The three year moving average of distributions (the blue line) continues to decline, as it has since early 2023, to be at just under $8,000.

The total ‘gap’ between distributions and total expenses is currently just over $500 per month, compared to around $2,000 per month in early 2023.

Progress

MeasureProgress
Portfolio objective – $2,870,000135%
Financial portfolio income as % of total average expenses (2013-present) – $88,500109%
Target equity holding in portfolio – $2,300,000103%
Financial portfolio income as % of target income – $99,000 pa97.3%

Summary

Once again, this month financial market movements have been at the lower end of my priorities, with high levels of project work and a renewed pulse of work-related travel.

During some of this I have taken in several interesting historically focused videos on lessons for investors around finance market mistakes, and the impact of war and peace on financial markets and asset prices.

Heedless of my distraction, markets this month served their irregular reminder that no series of gains is likely to go unbroken, delivering a reduction in value that is the largest in nearly two years.

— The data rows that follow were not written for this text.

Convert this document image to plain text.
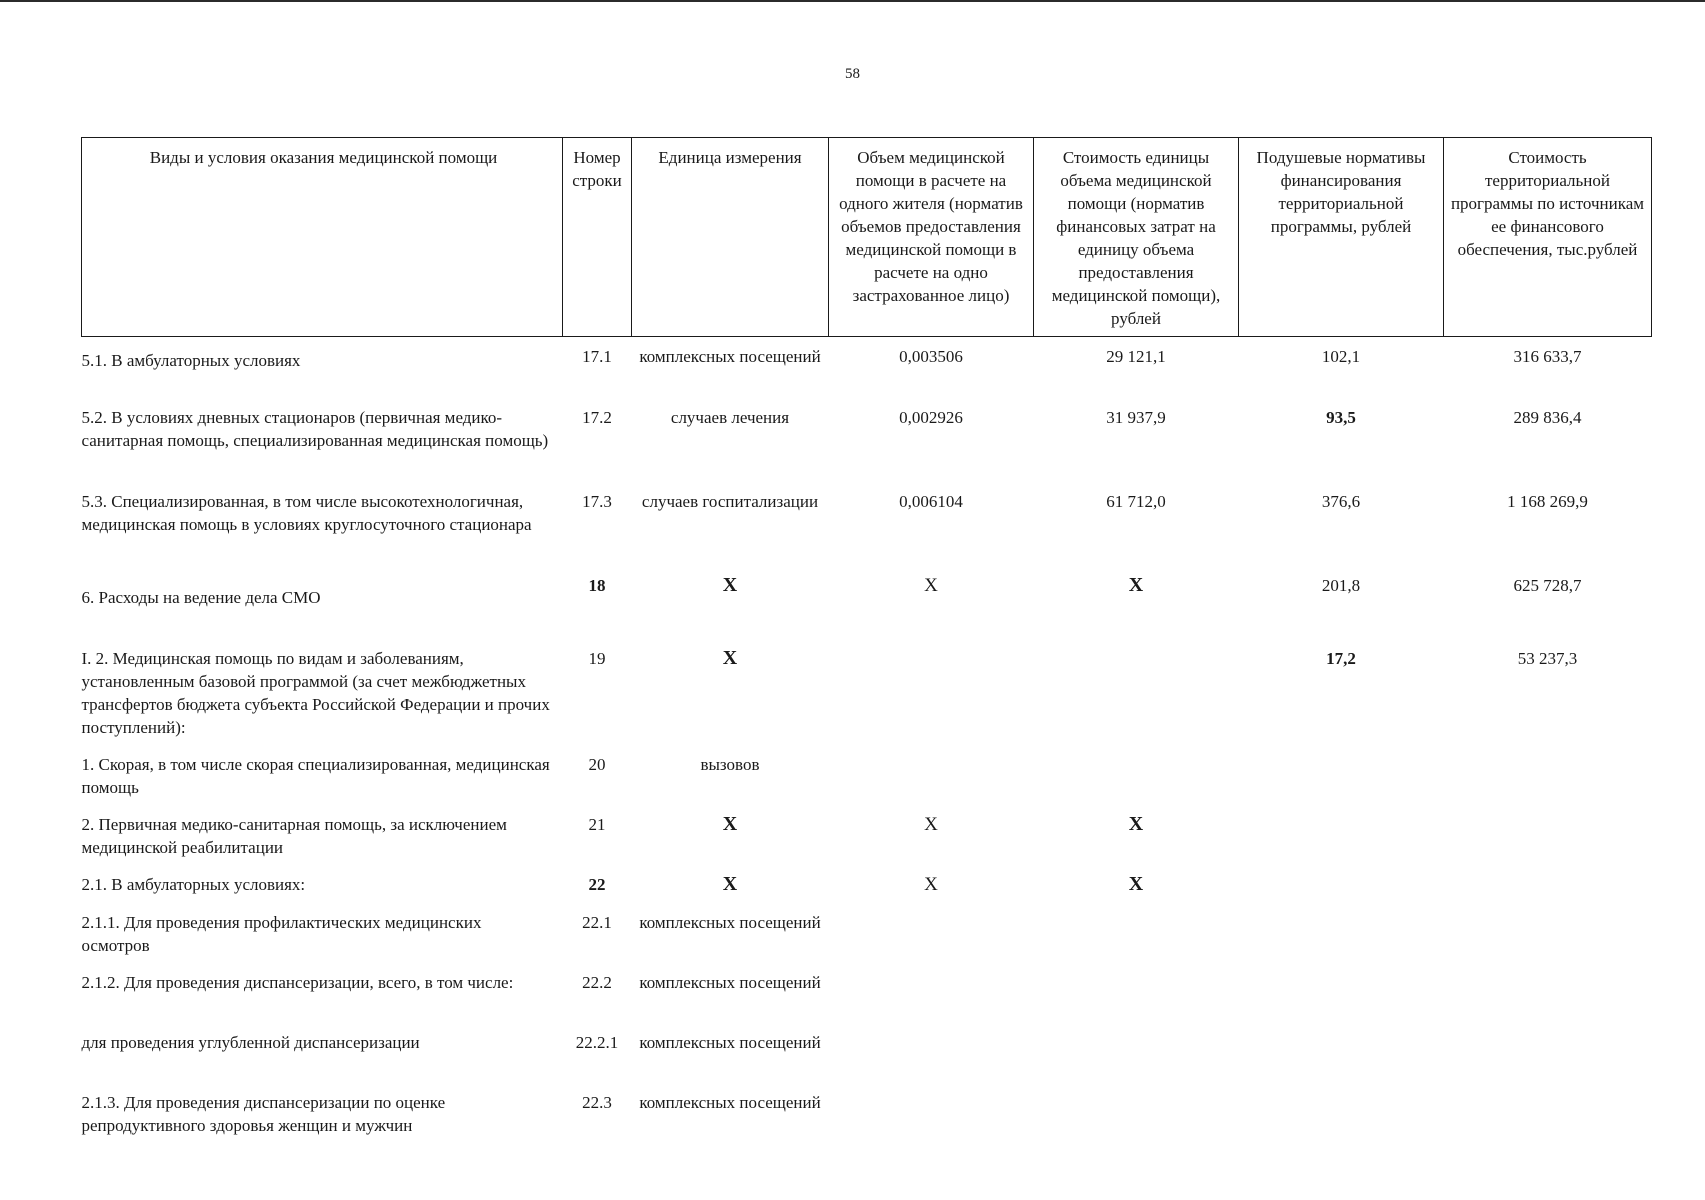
58
Виды и условия оказания медицинской помощи	Номер строки	Единица измерения	Объем медицинской помощи в расчете на одного жителя (норматив объемов предоставления медицинской помощи в расчете на одно застрахованное лицо)	Стоимость единицы объема медицинской помощи (норматив финансовых затрат на единицу объема предоставления медицинской помощи), рублей	Подушевые нормативы финансирования территориальной программы, рублей	Стоимость территориальной программы по источникам ее финансового обеспечения, тыс.рублей
5.1. В амбулаторных условиях	17.1	комплексных посещений	0,003506	29 121,1	102,1	316 633,7
5.2. В условиях дневных стационаров (первичная медико-санитарная помощь, специализированная медицинская помощь)	17.2	случаев лечения	0,002926	31 937,9	93,5	289 836,4
5.3. Специализированная, в том числе высокотехнологичная, медицинская помощь в условиях круглосуточного стационара	17.3	случаев госпитализации	0,006104	61 712,0	376,6	1 168 269,9
6. Расходы на ведение дела СМО	18	X	X	X	201,8	625 728,7
I. 2. Медицинская помощь по видам и заболеваниям, установленным базовой программой (за счет межбюджетных трансфертов бюджета субъекта Российской Федерации и прочих поступлений):	19	X			17,2	53 237,3
1. Скорая, в том числе скорая специализированная, медицинская помощь	20	вызовов				
2. Первичная медико-санитарная помощь, за исключением медицинской реабилитации	21	X	X	X		
2.1. В амбулаторных условиях:	22	X	X	X		
2.1.1. Для проведения профилактических медицинских осмотров	22.1	комплексных посещений				
2.1.2. Для проведения диспансеризации, всего, в том числе:	22.2	комплексных посещений				
для проведения углубленной диспансеризации	22.2.1	комплексных посещений				
2.1.3. Для проведения диспансеризации по оценке репродуктивного здоровья женщин и мужчин	22.3	комплексных посещений				
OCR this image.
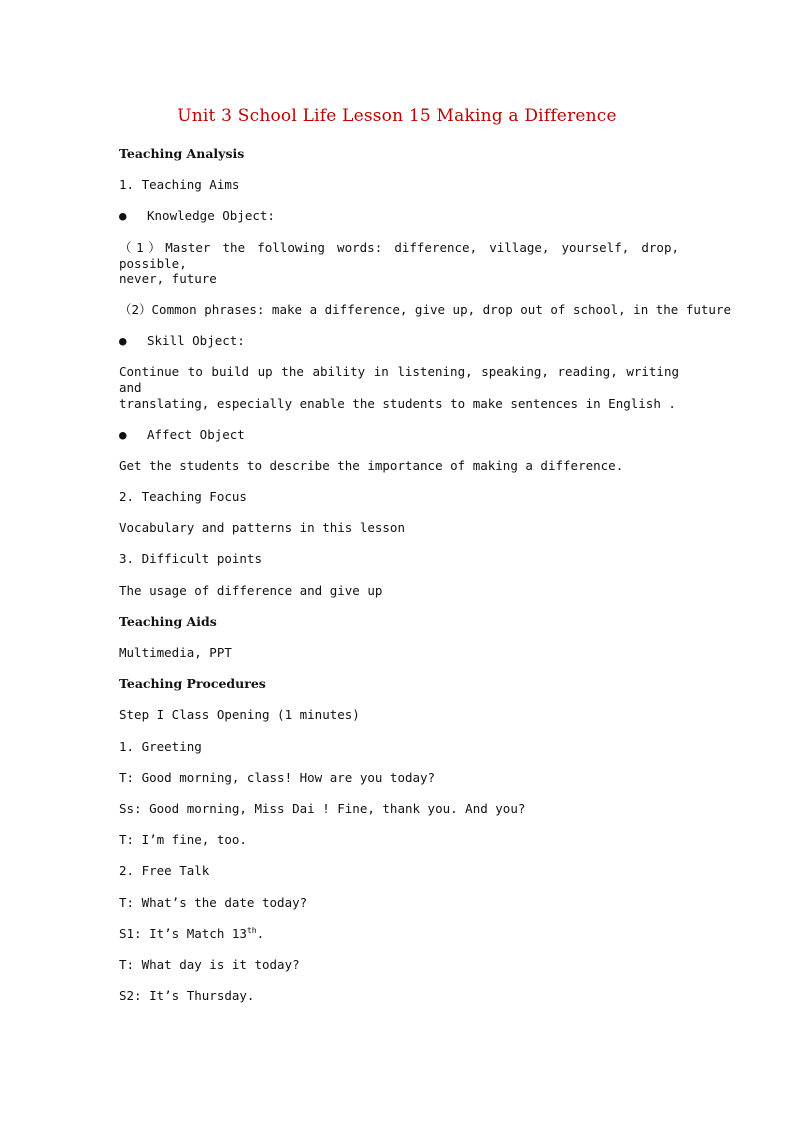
Unit 3 School Life Lesson 15 Making a Difference
Teaching Analysis
1. Teaching Aims
● Knowledge Object:
（1）Master the following words: difference, village, yourself, drop, possible,
never, future
（2）Common phrases: make a difference, give up, drop out of school, in the future
● Skill Object:
Continue to build up the ability in listening, speaking, reading, writing and
translating, especially enable the students to make sentences in English .
● Affect Object
Get the students to describe the importance of making a difference.
2. Teaching Focus
Vocabulary and patterns in this lesson
3. Difficult points
The usage of difference and give up
Teaching Aids
Multimedia, PPT
Teaching Procedures
Step I Class Opening (1 minutes)
1. Greeting
T: Good morning, class! How are you today?
Ss: Good morning, Miss Dai ! Fine, thank you. And you?
T: I’m fine, too.
2. Free Talk
T: What’s the date today?
S1: It’s Match 13th.
T: What day is it today?
S2: It’s Thursday.
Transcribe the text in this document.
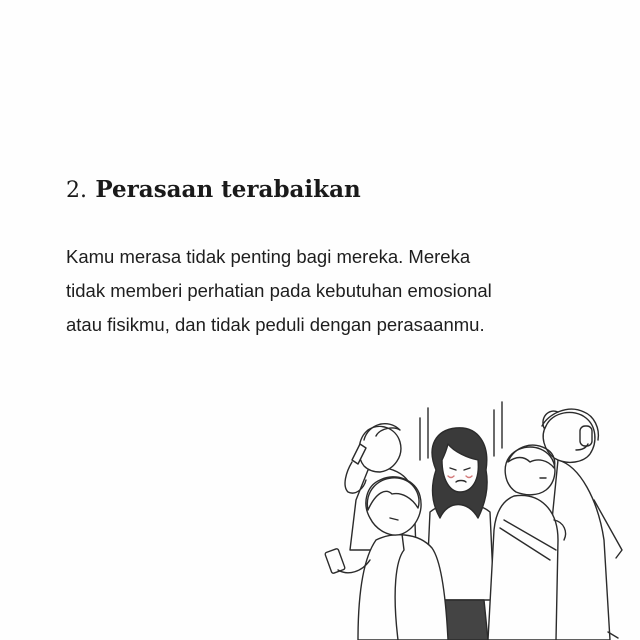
2. Perasaan terabaikan

Kamu merasa tidak penting bagi mereka. Mereka
tidak memberi perhatian pada kebutuhan emosional
atau fisikmu, dan tidak peduli dengan perasaanmu.
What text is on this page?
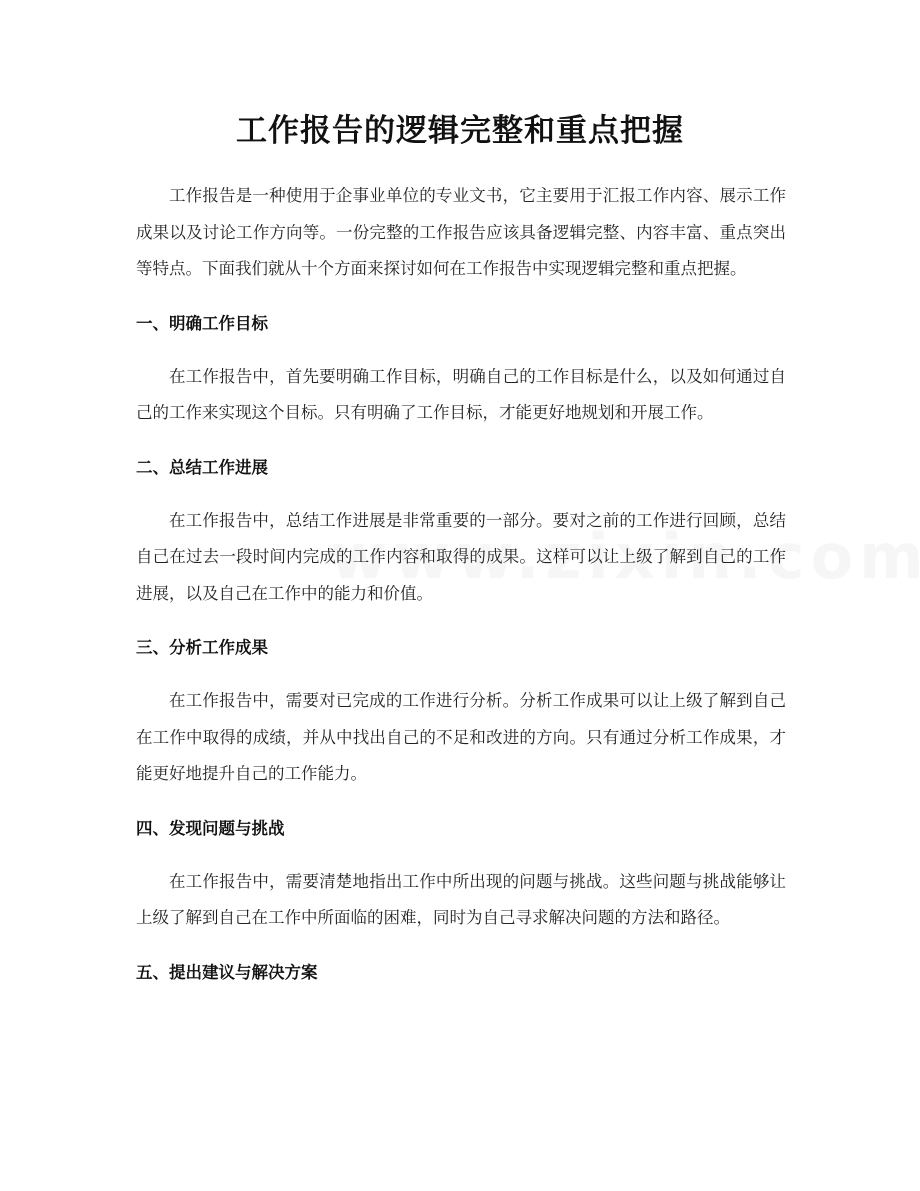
工作报告的逻辑完整和重点把握

工作报告是一种使用于企事业单位的专业文书，它主要用于汇报工作内容、展示工作成果以及讨论工作方向等。一份完整的工作报告应该具备逻辑完整、内容丰富、重点突出等特点。下面我们就从十个方面来探讨如何在工作报告中实现逻辑完整和重点把握。

一、明确工作目标

在工作报告中，首先要明确工作目标，明确自己的工作目标是什么，以及如何通过自己的工作来实现这个目标。只有明确了工作目标，才能更好地规划和开展工作。

二、总结工作进展

在工作报告中，总结工作进展是非常重要的一部分。要对之前的工作进行回顾，总结自己在过去一段时间内完成的工作内容和取得的成果。这样可以让上级了解到自己的工作进展，以及自己在工作中的能力和价值。

三、分析工作成果

在工作报告中，需要对已完成的工作进行分析。分析工作成果可以让上级了解到自己在工作中取得的成绩，并从中找出自己的不足和改进的方向。只有通过分析工作成果，才能更好地提升自己的工作能力。

四、发现问题与挑战

在工作报告中，需要清楚地指出工作中所出现的问题与挑战。这些问题与挑战能够让上级了解到自己在工作中所面临的困难，同时为自己寻求解决问题的方法和路径。

五、提出建议与解决方案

After a sequence of large gains through the past six months, however, this felt less like a reversal of a tide, and more a natural, expected event.

The reaching of both the equity target, and overall portfolio target throws up a different set of practical issues, day-to-day cash management issues of a different order of complexity than portfolio design.

One of these is simply – what to do with cash formally invested from my ordinary income?

Generally, over time, the answer will be that – just like portfolio distributions – it will go to build up a target cash buffer of approximately one years expenses.

This month, however, I transferred some into my brokerage account, as the equity markets took a fall, in case I needed to invest an amount to restore my minimum equity holdings in international and Australian shares to their notional $1.15 million target.

Any large fall would probably see me resume for the moment monthly investments, to seek to restore the holdings closer to these targets. Yet, the realities of market movements are such that it is quite likely that should a significant bear market arise, for example, the holdings would not be able to be restored in this manner. Or doing so would take additional years of contributions, rather than months.

So even as I prepare to make small relative injections if required, I am under no illusion that the task of maintaining a single absolute ‘floor’ level of equity holdings is on its face realistic in a number of quite possible scenarios.

One of these possible scenarios is some form of market event like March 2020. Another is something akin to the Global Financial Crisis through late 2008 to early 2009. Geopolitically, the world is arguably more prone to shocks now than at any time in the past 20 years, which could cascade through financial markets.

Currently, equity markets would need to fall around 3 per cent, to take the equity portfolio below its target. This falls well within the normal expected monthly volatility of equity market indexes.

As Melville describes, however, one needs to consider and remain humble about what the darkness of the sea obscures. The dreaded creatures that might glide under one’s vessel, and which are hidden even amidst the tints of azure.

There may be larger hazards to yet run, in other words.

Disclaimer

The specific portfolio allocation and approach described has been determined solely based on my personal circumstances, objectives, assessments and risk tolerances. It is not personal financial advice, or recommendation to invest in any particular investment product, security or asset, and investors considering these issues should undertake their own detailed research or seek professional advice.